College in and of itself is difficult, let alone juggling academics and athletics.
If you happen to need advice on the subject, you'll want to give Alec Houpt a call.
The Chesterton graduate is a little over a week from getting his diploma at Rose-Hulman Institute, where he majored in Mechanical Engineering with a concentration in Aeronautical Engineering and a minor in Optical Engineering.
While accumulating a grade-point average above 3.5, Houpt not only played basketball, but also soccer. Yep, two sports.
"Some people ask me about it and I say the same thing," Houpt said. "I don't think it's really that tough. I enjoy it all, so it doesn't seem stressful. Time flew by."
In the process, Houpt became the first Fightin' Engineer (love the nickname) to participate in five NCAA Division III tournaments. That's ever. He was part of three basketball teams (2012, '13 and '14) and two soccer teams (2011, '13) to qualify.
"First of all, he's a great kid from a really good athletic family," RHI basketball coach Jim Shaw said, "They really get the big picture. Alec came here with the thought in mind of getting a great education and it was also important to him to do his very best in two sports. That's really challenging, particularly at a school like Rose-Hulman."
How did Houpt do it? Time management, of course, was paramount. Border-line sleep deprivation was also a requisite.
"Rose-Hulman is a very helping place," Houpt said. "If I slept through a class, I could get the notes from my friends."
Houpt only missed a few classes for over-sleeping. With no sports and a lighter class load in his final quarter, he's catching up on sack time.

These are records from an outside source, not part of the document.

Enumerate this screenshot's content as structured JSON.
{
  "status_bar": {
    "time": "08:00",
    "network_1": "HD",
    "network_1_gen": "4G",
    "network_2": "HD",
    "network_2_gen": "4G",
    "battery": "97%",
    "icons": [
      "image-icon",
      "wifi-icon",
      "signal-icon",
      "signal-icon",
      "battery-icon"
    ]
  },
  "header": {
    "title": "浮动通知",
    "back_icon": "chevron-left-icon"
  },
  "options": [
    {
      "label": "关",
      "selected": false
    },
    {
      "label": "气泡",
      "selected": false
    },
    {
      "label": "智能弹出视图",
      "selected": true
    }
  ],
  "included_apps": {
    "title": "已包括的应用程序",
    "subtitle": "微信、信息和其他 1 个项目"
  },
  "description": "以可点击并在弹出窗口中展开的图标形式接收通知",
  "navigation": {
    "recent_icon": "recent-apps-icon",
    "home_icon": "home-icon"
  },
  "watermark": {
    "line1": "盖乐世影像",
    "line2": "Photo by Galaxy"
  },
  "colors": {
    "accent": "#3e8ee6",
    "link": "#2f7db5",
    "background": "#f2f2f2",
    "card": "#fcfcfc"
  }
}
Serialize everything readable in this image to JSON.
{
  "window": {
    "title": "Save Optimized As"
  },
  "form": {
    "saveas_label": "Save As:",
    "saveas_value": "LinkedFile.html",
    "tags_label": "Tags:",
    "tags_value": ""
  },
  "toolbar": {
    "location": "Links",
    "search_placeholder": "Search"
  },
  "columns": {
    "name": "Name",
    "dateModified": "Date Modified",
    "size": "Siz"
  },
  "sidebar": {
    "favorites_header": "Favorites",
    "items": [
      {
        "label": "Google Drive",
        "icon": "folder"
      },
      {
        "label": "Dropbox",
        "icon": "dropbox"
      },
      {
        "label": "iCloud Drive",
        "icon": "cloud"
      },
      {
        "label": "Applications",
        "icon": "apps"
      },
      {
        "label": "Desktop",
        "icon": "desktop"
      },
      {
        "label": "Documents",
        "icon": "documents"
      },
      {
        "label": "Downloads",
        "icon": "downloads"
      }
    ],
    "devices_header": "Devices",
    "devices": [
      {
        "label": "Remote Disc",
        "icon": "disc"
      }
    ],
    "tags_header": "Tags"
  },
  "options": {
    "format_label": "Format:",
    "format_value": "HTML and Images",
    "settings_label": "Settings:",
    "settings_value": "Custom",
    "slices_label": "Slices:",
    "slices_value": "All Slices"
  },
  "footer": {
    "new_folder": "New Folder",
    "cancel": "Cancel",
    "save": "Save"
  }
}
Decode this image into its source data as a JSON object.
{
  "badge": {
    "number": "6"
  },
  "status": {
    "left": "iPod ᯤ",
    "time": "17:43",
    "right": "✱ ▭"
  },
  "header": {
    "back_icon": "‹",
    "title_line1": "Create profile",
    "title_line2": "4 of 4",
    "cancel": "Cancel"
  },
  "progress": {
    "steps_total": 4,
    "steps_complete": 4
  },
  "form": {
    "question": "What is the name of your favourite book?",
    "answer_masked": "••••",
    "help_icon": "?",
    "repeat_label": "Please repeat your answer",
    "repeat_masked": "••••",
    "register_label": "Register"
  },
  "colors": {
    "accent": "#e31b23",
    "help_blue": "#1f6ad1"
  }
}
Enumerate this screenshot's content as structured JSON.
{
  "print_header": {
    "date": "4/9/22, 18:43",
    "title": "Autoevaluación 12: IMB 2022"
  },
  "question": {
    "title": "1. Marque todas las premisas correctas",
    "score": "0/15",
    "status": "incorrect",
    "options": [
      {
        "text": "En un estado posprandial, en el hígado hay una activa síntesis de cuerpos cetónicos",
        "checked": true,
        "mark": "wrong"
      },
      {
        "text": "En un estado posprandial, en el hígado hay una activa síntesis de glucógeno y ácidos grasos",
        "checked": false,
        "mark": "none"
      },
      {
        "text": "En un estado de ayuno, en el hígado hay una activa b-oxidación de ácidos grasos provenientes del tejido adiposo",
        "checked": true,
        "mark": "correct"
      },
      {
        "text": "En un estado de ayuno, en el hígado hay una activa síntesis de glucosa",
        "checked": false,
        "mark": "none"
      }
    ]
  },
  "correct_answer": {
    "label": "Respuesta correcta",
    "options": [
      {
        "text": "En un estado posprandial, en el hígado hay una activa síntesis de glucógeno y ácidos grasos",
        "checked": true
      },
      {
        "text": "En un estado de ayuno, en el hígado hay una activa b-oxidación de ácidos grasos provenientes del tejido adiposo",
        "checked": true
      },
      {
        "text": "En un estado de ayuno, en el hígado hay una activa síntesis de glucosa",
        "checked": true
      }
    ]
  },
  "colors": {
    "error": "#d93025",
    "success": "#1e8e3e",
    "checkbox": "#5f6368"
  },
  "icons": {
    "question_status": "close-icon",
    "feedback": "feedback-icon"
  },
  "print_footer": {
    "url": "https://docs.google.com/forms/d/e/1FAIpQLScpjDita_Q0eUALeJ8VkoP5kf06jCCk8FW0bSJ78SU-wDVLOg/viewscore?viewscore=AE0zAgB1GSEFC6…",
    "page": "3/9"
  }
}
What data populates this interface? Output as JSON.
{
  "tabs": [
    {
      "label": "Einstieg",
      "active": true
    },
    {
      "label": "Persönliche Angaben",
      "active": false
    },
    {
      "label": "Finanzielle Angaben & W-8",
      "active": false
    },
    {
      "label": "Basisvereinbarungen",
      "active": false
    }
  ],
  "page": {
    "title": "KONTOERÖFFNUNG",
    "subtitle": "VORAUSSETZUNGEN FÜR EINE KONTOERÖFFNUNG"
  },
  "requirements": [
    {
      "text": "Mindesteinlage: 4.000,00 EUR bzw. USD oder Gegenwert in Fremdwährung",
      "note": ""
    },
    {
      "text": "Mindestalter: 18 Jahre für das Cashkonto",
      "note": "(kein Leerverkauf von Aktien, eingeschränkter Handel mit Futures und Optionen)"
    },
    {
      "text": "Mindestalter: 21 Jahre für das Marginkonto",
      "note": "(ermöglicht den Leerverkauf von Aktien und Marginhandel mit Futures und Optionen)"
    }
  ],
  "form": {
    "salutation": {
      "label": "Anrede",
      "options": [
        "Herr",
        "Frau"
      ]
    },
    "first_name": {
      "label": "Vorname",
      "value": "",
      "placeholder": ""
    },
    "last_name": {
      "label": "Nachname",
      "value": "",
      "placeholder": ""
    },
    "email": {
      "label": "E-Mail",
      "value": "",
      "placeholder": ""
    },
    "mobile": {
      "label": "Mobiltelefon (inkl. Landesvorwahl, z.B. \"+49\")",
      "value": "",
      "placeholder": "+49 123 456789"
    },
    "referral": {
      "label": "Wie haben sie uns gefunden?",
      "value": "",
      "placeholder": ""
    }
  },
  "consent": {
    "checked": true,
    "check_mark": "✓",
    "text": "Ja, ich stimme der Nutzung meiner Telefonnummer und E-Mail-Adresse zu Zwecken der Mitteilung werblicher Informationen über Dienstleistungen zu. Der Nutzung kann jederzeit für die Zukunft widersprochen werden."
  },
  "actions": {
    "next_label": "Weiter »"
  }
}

"It's a strange adjustment, actually getting eight, nine hours of sleep instead of five or six," he said. "I have a lot of free time right now. I don't know what to do sometimes, not having actual sports."
RHI's basketball team went 82-29 during Houpt's career, the winningest mark for a graduating class in school history. Houpt started this season, averaging 7.5 points per game and shooting 59 percent, while being widely regarded among Heartland Collegiate Athletic Conference coaches as its best post defender.
"He was a vital element to any success we had," Shaw said. "He was just a really a great defender, a good mid-range shooter who had some big games when we really needed it. He really evolved in the program each year."
Like at Chesterton, Houpt was defined as a role player who didn't mind doing the dirty work.
"That's always been my game, to do whatever the team needs me to do," he said.
Houpt's unselfishness was especially evident in soccer, where he stuck it out despite being the back-up goalie and only appearing in four matches.
"A large part of it is I just love playing soccer," he said. "I love the game, I love the people I play with. Only one person plays the majority of the time, but if he goes down, you're playing every minute of every game."
More than anything else, Shaw will remember Houpt for his team mentality.
"That was always first and foremost on his mind," Shaw said. "That's all he really cared about, the only thing that was important to him."
Graduate school is next for Houpt, who hopes to work with rockets and jet engines some day, but sports isn't going to totally disappear from his lifestyle. Not a chance.
"I'll keep playing as long as I can," he said, "for the enjoyment."